Sunday, September 12, 2010

Mt. McKinley

Clarine and I returned from our trip to Alaska on 10 September 2010. We left on 31 August. We didn't actually board the ship until 3 September in Seward, Alaska. On 31 August we left Salt Lake around 2:00 PM on Frontier Airlines flying first to Denver. Leaving Denver about 6:00 PM we flew on Frontier to Anchorage, Alaska arriving at midnight in Salt Lake (10:00 PM in Anchorage). Anchorage is a much larger city now than it was about sixty years ago. (For the information of my children and grandchildren, that was where I met your mother and grandmother, Carol, who was in Anchorage teaching school. I was there in the army.) Clarine and I and the Solomons left a day earlier than the rest of the cruisers because we wanted to visit Denali National Park. Consequently, we rented a car at the airport in Anchorage and left the next morning for the park.
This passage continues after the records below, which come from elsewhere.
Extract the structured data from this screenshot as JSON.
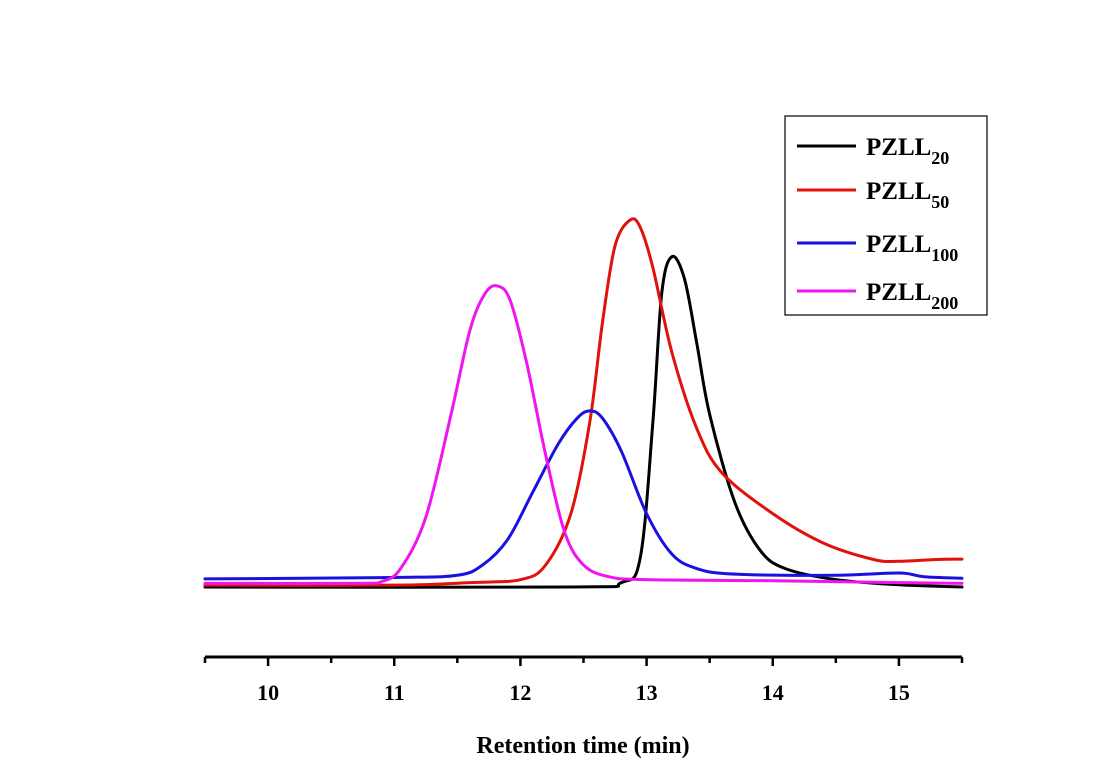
{
  "chart_data": {
    "type": "line",
    "title": "",
    "xlabel": "Retention time (min)",
    "ylabel": "",
    "xlim": [
      9.5,
      15.5
    ],
    "ylim": [
      0,
      1.05
    ],
    "x_ticks": [
      10,
      11,
      12,
      13,
      14,
      15
    ],
    "x_tick_labels": [
      "10",
      "11",
      "12",
      "13",
      "14",
      "15"
    ],
    "y_axis_visible": false,
    "grid": false,
    "legend_position": "top-right",
    "series": [
      {
        "name": "PZLL20",
        "label_main": "PZLL",
        "label_sub": "20",
        "color": "#000000",
        "points": [
          [
            9.5,
            0.0
          ],
          [
            12.4,
            0.0
          ],
          [
            12.8,
            0.012
          ],
          [
            12.95,
            0.08
          ],
          [
            13.05,
            0.45
          ],
          [
            13.12,
            0.8
          ],
          [
            13.2,
            0.9
          ],
          [
            13.3,
            0.84
          ],
          [
            13.4,
            0.66
          ],
          [
            13.5,
            0.47
          ],
          [
            13.7,
            0.23
          ],
          [
            13.9,
            0.1
          ],
          [
            14.1,
            0.05
          ],
          [
            14.5,
            0.02
          ],
          [
            15.0,
            0.006
          ],
          [
            15.5,
            0.0
          ]
        ]
      },
      {
        "name": "PZLL50",
        "label_main": "PZLL",
        "label_sub": "50",
        "color": "#e0120b",
        "points": [
          [
            9.5,
            0.005
          ],
          [
            11.0,
            0.005
          ],
          [
            11.6,
            0.012
          ],
          [
            12.0,
            0.02
          ],
          [
            12.2,
            0.06
          ],
          [
            12.4,
            0.2
          ],
          [
            12.55,
            0.45
          ],
          [
            12.65,
            0.72
          ],
          [
            12.75,
            0.93
          ],
          [
            12.87,
            1.0
          ],
          [
            12.95,
            0.98
          ],
          [
            13.05,
            0.87
          ],
          [
            13.2,
            0.64
          ],
          [
            13.4,
            0.43
          ],
          [
            13.6,
            0.31
          ],
          [
            14.0,
            0.2
          ],
          [
            14.4,
            0.12
          ],
          [
            14.8,
            0.075
          ],
          [
            15.0,
            0.07
          ],
          [
            15.3,
            0.075
          ],
          [
            15.5,
            0.076
          ]
        ]
      },
      {
        "name": "PZLL100",
        "label_main": "PZLL",
        "label_sub": "100",
        "color": "#1a10e0",
        "points": [
          [
            9.5,
            0.022
          ],
          [
            11.0,
            0.026
          ],
          [
            11.5,
            0.032
          ],
          [
            11.7,
            0.06
          ],
          [
            11.9,
            0.13
          ],
          [
            12.1,
            0.26
          ],
          [
            12.3,
            0.39
          ],
          [
            12.45,
            0.46
          ],
          [
            12.55,
            0.48
          ],
          [
            12.65,
            0.46
          ],
          [
            12.8,
            0.37
          ],
          [
            13.0,
            0.2
          ],
          [
            13.2,
            0.09
          ],
          [
            13.4,
            0.05
          ],
          [
            13.7,
            0.035
          ],
          [
            14.5,
            0.032
          ],
          [
            15.0,
            0.038
          ],
          [
            15.2,
            0.028
          ],
          [
            15.5,
            0.024
          ]
        ]
      },
      {
        "name": "PZLL200",
        "label_main": "PZLL",
        "label_sub": "200",
        "color": "#f015f0",
        "points": [
          [
            9.5,
            0.01
          ],
          [
            10.7,
            0.01
          ],
          [
            10.9,
            0.015
          ],
          [
            11.05,
            0.05
          ],
          [
            11.25,
            0.19
          ],
          [
            11.45,
            0.47
          ],
          [
            11.6,
            0.7
          ],
          [
            11.72,
            0.8
          ],
          [
            11.82,
            0.82
          ],
          [
            11.92,
            0.78
          ],
          [
            12.05,
            0.61
          ],
          [
            12.2,
            0.36
          ],
          [
            12.35,
            0.15
          ],
          [
            12.5,
            0.06
          ],
          [
            12.7,
            0.028
          ],
          [
            13.0,
            0.02
          ],
          [
            14.0,
            0.017
          ],
          [
            15.0,
            0.012
          ],
          [
            15.5,
            0.01
          ]
        ]
      }
    ]
  }
}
We drove there in a little over four hours. As we drove the scenery around us was mountainous, rustic and beautiful. The highway bypasses Denali National Park - access to the park being on a side road from the north-south highway. Perhaps an hour from the park there was a view point for Mt. McKinley. My guess that it was some eighty miles away. There were quite a few clouds, but we could pick it out. When we got to the park, we checked in to our hotel to sleep and leave early the next morning for a bus tour of the park - about six hours. We saw lots of wild life - dall sheep, moose, bears, foxes, eagles - many of each. The tour ended at the last of the improved road with Mt. McKinley still some thirty miles in the distance. You have to be really be roughing it to go further. The "Tall One" as the Indians call it, is the Highest peak in North America at over 20,000 feet elevation from a base that is not a lot above sea level; it makes a very tall mountain. I have included a few photos that are representative of the park. Some of them show Mt. McKinley about thirty miles away. When one talks to people about visiting the park and seeing the mountain, the response is something like,"You'll be lucky if you can see it for the clouds." We were lucky; the day was crystal clear. In fact the entire trip seemed to be somewhat charmed. I will write further about the vacation in a subsequent posting. gwh















2 comments:

bevanmission said...

It's wonderful to have you back home! Your photos are great! Except, aren't you too close to those bears? Errol has always wanted to visit Alaska, but I'm not partial of anything North of Cache Valley! (It always seems tooo cold!)

Evelyn said...

Beautiful photos! I want to go to Alaska!